I have been torn to pieces with your eyes.
Beseech my beckoning call.
Your avarice respite is inadequate.
11.07.2018
Darkness
"Maybe you can stare too long at something
drain out the virtue,
suck out the living juice."
"The Other Side of the Wind" by Orson Welles
11.04.2018
Bewailing
You dig your heals in eager to please.
Remember the Lord?
Where does He fit in your fretting?
11.03.2018
Lonesome
The shadow of wantonness will not cleave,
it haunts me day and night.
What do you want from me with your shamefulness?
You can no longer keep me captive.
11.01.2018
Tenacious
I look to see what has become of you,
only to be awakened with the knowledge
that you too have suffered much.
I am burdened to feel your grief;
do not despair, I understand.
Stand firm in the light.
10.29.2018
10.27.2018
Coming Up Empty
I am bereaved by the notion
that you were there for me.
I am wise to the way
that you feed your ego.
10.26.2018
Call to Action
Weeding out the tendrils that exist in your mind is tiresome.
Capturing the scope of your belligerence is nonexistent.

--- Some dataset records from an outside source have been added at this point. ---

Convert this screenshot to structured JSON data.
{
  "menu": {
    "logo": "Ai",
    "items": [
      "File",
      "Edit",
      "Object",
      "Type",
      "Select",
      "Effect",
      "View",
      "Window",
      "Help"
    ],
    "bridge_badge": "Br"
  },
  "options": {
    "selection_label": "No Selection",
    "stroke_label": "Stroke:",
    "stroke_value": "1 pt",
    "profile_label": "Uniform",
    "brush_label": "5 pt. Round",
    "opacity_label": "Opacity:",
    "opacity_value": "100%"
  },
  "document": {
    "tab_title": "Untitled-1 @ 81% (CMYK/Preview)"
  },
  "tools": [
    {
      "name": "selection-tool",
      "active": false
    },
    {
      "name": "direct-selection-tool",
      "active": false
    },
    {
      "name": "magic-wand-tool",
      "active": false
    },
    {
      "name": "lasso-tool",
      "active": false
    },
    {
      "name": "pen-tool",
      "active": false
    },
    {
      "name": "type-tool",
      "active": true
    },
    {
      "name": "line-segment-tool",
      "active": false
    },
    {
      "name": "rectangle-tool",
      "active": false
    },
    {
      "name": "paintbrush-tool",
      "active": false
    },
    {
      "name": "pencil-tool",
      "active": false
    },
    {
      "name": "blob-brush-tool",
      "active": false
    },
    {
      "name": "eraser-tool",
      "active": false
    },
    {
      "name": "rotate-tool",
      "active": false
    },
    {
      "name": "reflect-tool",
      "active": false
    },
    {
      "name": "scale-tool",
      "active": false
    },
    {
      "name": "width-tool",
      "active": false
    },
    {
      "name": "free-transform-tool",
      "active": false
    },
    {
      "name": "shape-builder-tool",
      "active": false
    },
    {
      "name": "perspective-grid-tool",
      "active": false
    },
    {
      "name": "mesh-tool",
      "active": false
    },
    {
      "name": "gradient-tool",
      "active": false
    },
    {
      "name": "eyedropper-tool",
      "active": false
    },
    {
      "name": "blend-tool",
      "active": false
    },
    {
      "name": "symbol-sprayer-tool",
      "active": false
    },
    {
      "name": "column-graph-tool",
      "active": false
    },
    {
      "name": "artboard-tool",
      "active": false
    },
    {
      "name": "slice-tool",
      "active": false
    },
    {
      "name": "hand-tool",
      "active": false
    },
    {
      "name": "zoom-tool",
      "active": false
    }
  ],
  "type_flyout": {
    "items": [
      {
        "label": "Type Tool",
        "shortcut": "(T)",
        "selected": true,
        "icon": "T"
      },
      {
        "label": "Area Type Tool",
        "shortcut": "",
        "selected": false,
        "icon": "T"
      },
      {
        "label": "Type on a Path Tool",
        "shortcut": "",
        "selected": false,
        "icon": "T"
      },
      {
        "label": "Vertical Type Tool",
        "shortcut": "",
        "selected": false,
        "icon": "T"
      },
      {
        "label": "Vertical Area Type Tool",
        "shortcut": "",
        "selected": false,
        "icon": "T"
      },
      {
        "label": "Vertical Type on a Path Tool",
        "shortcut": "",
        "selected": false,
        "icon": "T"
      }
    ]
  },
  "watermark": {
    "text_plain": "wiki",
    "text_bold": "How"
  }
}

You moan and groan but get nowhere.
10.24.2018
Reasonable Service
When held to the fire,
I always wither.
I need you more then ever
when I become despondent.
Please lift me into the inner realm
of your mercy.
10.23.2018
Horror
I can't move....
I am engulfed in pain and grief.
Why didn't anyone notice and try to help?
Why didn't you see that I needed help?
It was too much for me then and now.
I cannot fathom the responsibility you should have done.
Do my tears mean nothing?
I am engulfed in pain and grief.
Why didn't anyone notice and try to help?
Why didn't you see that I needed help?
It was too much for me then and now.
I cannot fathom the responsibility you should have done.
Do my tears mean nothing?
10.22.2018
Not a Beggar
I will not resort to the weak and beggarly ways any longer.
Do not tempt me with your cunning language,
It ignites an anger that is stronger than indignation.
10.21.2018
Headstrong
Constantly in motion in pursuit
ever wandering for satisfaction.
Diligent to find a gem in the rough
never pressed to look inward.
10.19.2018
Brother in Arms
You carry the burdens of those before you,
you carry a diagnosis that is not yours.
The savageness of your grief is too belittling,
it is overshadowed with shame.
Time to rise up and become anew,
brush off the debris of mistakes and awaken.
10.18.2018
More Determined
You believe I am undeserving,
you believe I am broken.
But, I will walk into the blessings.
I choose God's strength in my own weakness.
10.17.2018
No Water
Reasons unbeknownst to us cause us to waver.
We believe our God is disapproving of us,
we believe we messed up again.
We draw inside for strength and resilience only to be dry.
10.16.2018
Mean Voices
These disparaging voices in my head are too loud!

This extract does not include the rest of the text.